Paula and I were out walking yesterday evening; around Harold’s Cross and the canal and Portobello, a nice area of Dublin that we’re maybe going to start apartment hunting in soon. I stopped to examine one of those blue cultural plaques on one of the old Georgian houses on Clanbrassil Street which claimed that Leopold Bloom was born there, and we got talking to a fellow loiterer.

Apparently, he told us, the plaque was wrong. The old lady in the shop down the road had claimed that it was on the wrong street completely, and there was a plaque on the correct street that should have been here. The three of us ended up chatting for half an hour or so.

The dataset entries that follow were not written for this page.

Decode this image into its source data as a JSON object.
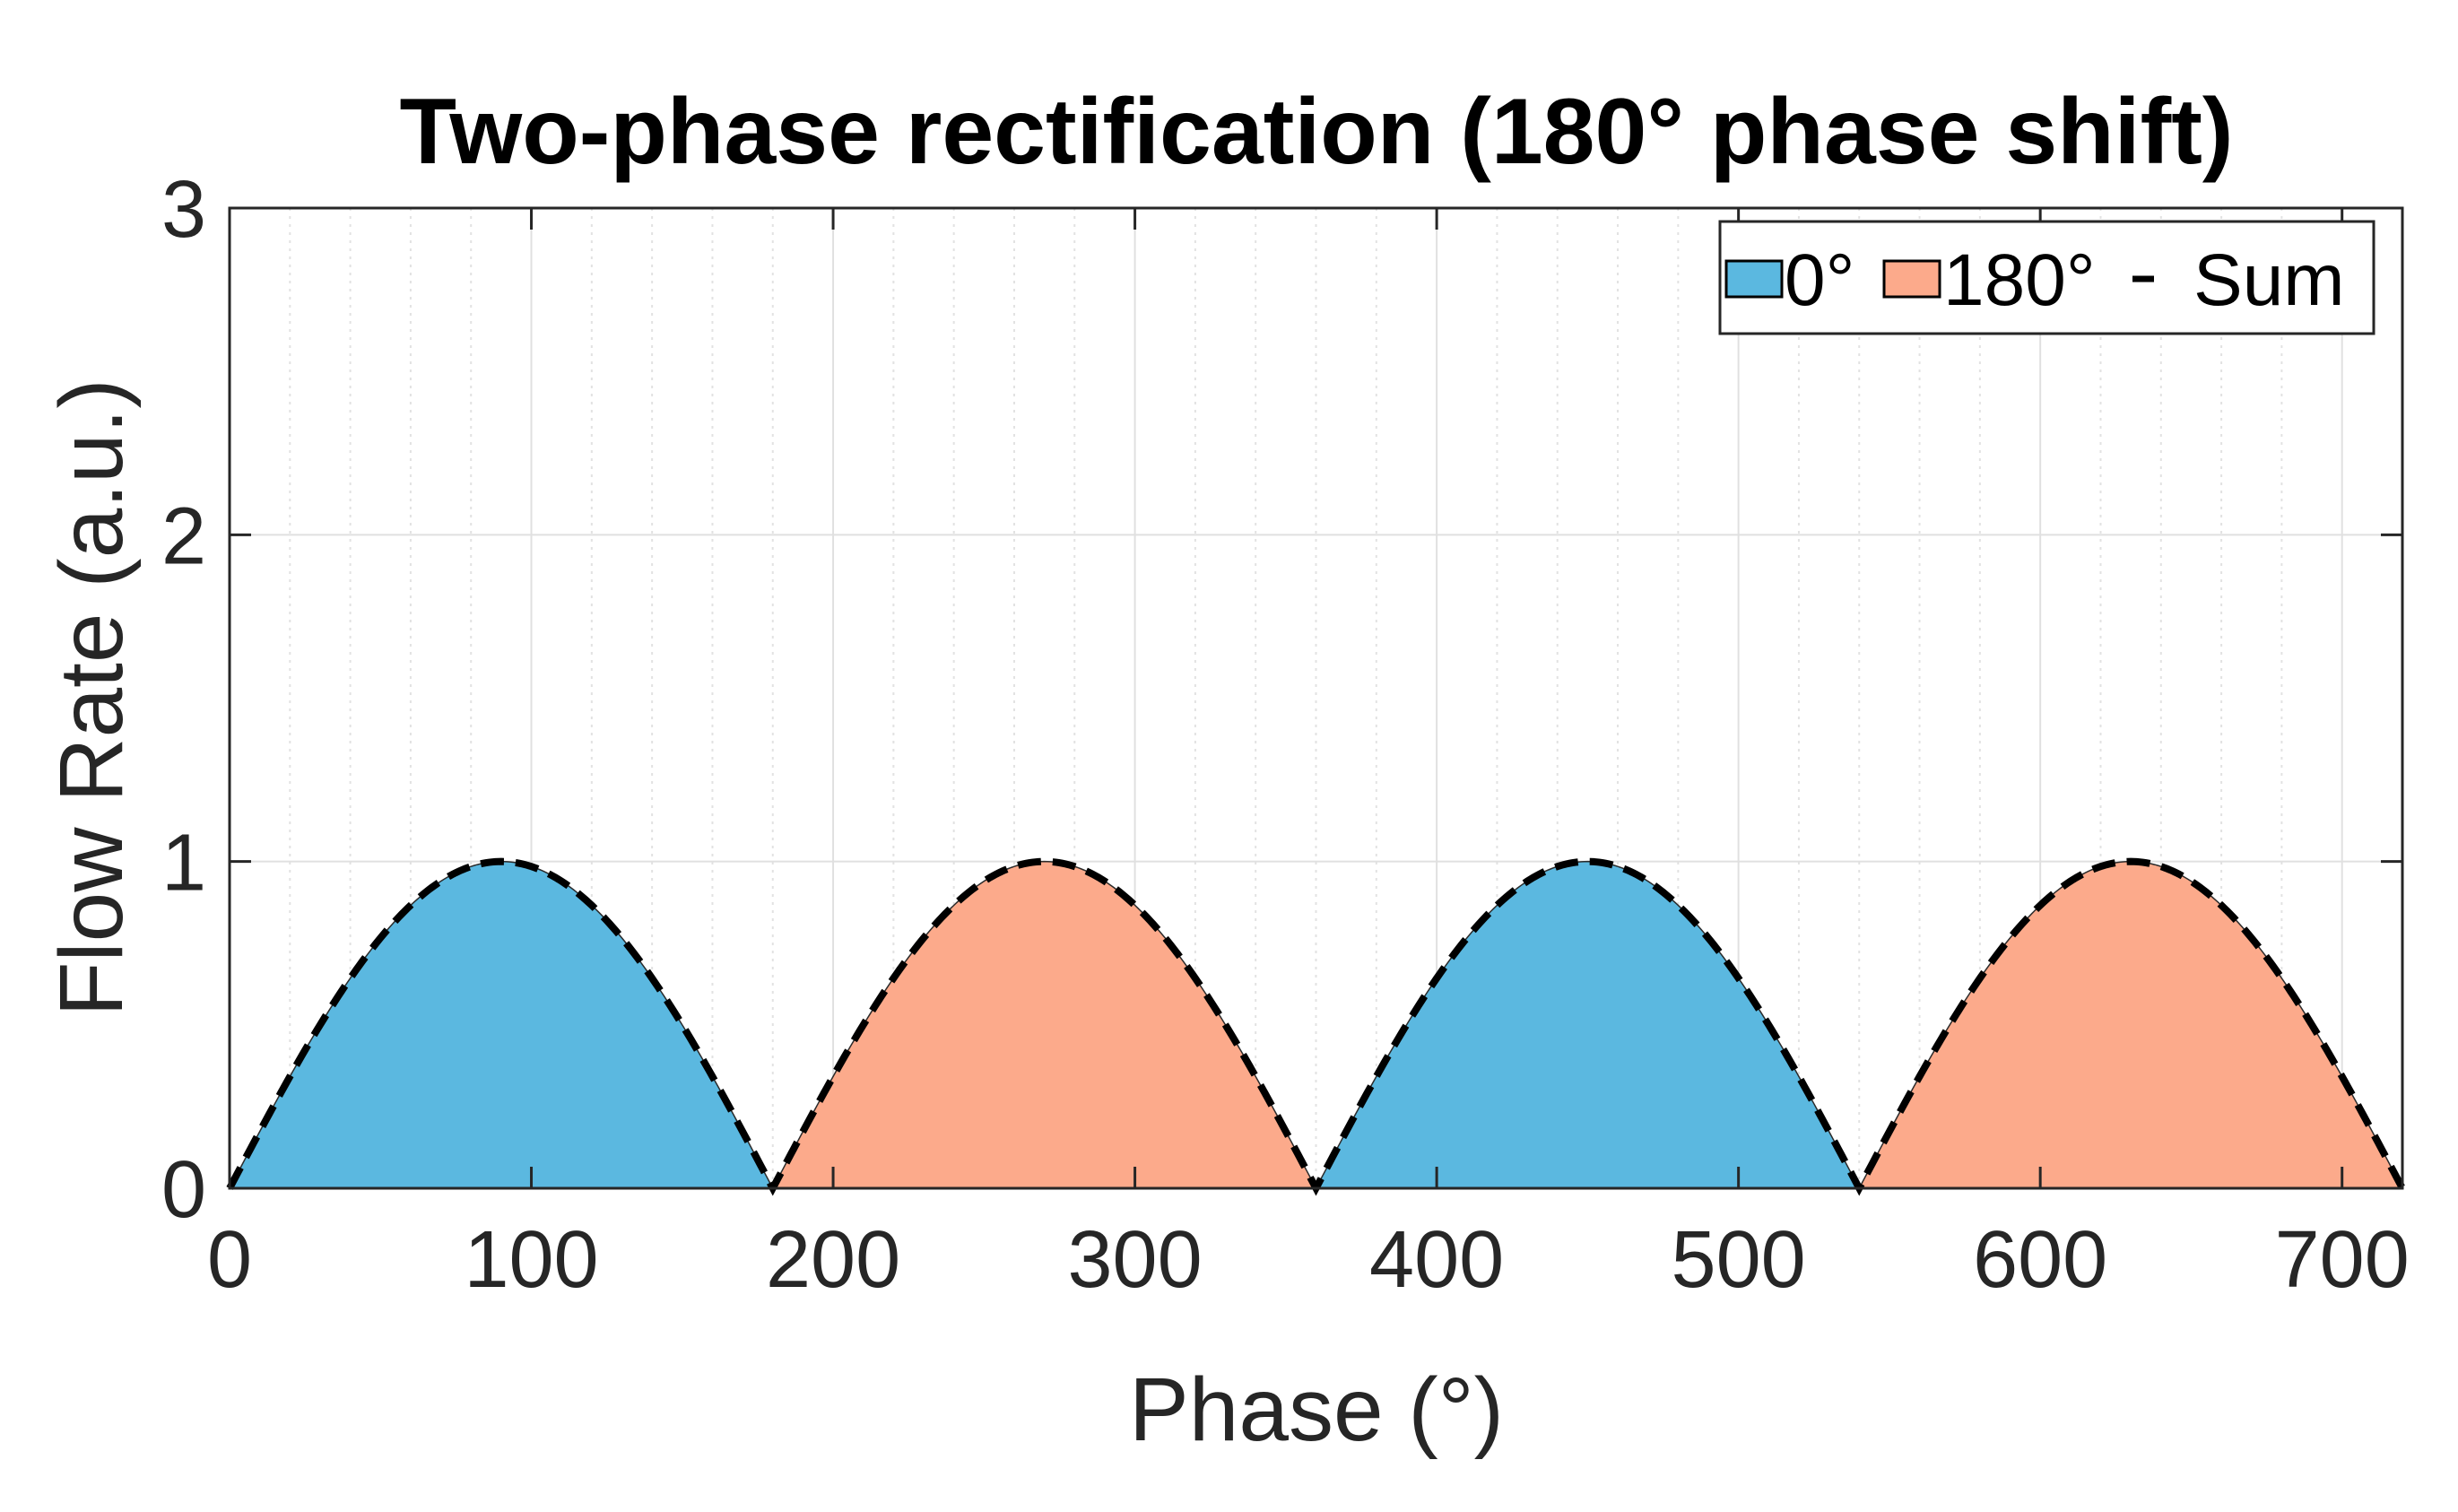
{
  "chart_data": {
    "type": "area",
    "title": "Two-phase rectification (180° phase shift)",
    "xlabel": "Phase (°)",
    "ylabel": "Flow Rate (a.u.)",
    "xlim": [
      0,
      720
    ],
    "ylim": [
      0,
      3
    ],
    "xticks": [
      0,
      100,
      200,
      300,
      400,
      500,
      600,
      700
    ],
    "yticks": [
      0,
      1,
      2,
      3
    ],
    "x_minor_step": 20,
    "grid": true,
    "legend_position": "top-right",
    "series": [
      {
        "name": "0°",
        "style": "filled-area",
        "color": "#5BB8E0",
        "formula": "max(0, sin(phase))",
        "x": [
          0,
          30,
          60,
          90,
          120,
          150,
          180,
          210,
          240,
          270,
          300,
          330,
          360,
          390,
          420,
          450,
          480,
          510,
          540,
          570,
          600,
          630,
          660,
          690,
          720
        ],
        "values": [
          0,
          0.5,
          0.866,
          1,
          0.866,
          0.5,
          0,
          0,
          0,
          0,
          0,
          0,
          0,
          0.5,
          0.866,
          1,
          0.866,
          0.5,
          0,
          0,
          0,
          0,
          0,
          0,
          0
        ]
      },
      {
        "name": "180°",
        "style": "filled-area",
        "color": "#FCAA8B",
        "formula": "max(0, sin(phase - 180))",
        "x": [
          0,
          30,
          60,
          90,
          120,
          150,
          180,
          210,
          240,
          270,
          300,
          330,
          360,
          390,
          420,
          450,
          480,
          510,
          540,
          570,
          600,
          630,
          660,
          690,
          720
        ],
        "values": [
          0,
          0,
          0,
          0,
          0,
          0,
          0,
          0.5,
          0.866,
          1,
          0.866,
          0.5,
          0,
          0,
          0,
          0,
          0,
          0,
          0,
          0.5,
          0.866,
          1,
          0.866,
          0.5,
          0
        ]
      },
      {
        "name": "Sum",
        "style": "dashed-line",
        "color": "#000000",
        "formula": "|sin(phase)|",
        "x": [
          0,
          30,
          60,
          90,
          120,
          150,
          180,
          210,
          240,
          270,
          300,
          330,
          360,
          390,
          420,
          450,
          480,
          510,
          540,
          570,
          600,
          630,
          660,
          690,
          720
        ],
        "values": [
          0,
          0.5,
          0.866,
          1,
          0.866,
          0.5,
          0,
          0.5,
          0.866,
          1,
          0.866,
          0.5,
          0,
          0.5,
          0.866,
          1,
          0.866,
          0.5,
          0,
          0.5,
          0.866,
          1,
          0.866,
          0.5,
          0
        ]
      }
    ],
    "legend": {
      "entries": [
        "0°",
        "180°",
        "Sum"
      ]
    }
  }
}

We heard about how the area had once been a melting pot of cultures: a stronghold of the Jewish community in Ireland (the man, who had grown up in the area, used to earn money every Saturday evening for turning on the lights in their houses because they refused to work), the working class (at least until 1969, when they moved out to the newly-built suburbs and a Northside/Southside socioeconomic divide was created), settled British army officers and their families (who used to display a picture of a horse in their window to indicate their loyalty), and local tradesmen and shopkeepers (like the butcher who refused to remove the swastika, an ancient and beautiful symbol, from his van just because it had been hijacked by Adolf). We chatted about famous people in history and local literature, listened to some anecdotes, and heard about the architectural and cultural changes of the last fifty years. All of it about the road we were standing on, every story (to get a bit floaty about it all), invisibly woven into the fabric of the street.

We walked back into the city centre as it got dark, enthused and fresh with one of those completely obvious but exciting realisations; there’s history everywhere.

Note to self: talk to strangers more often.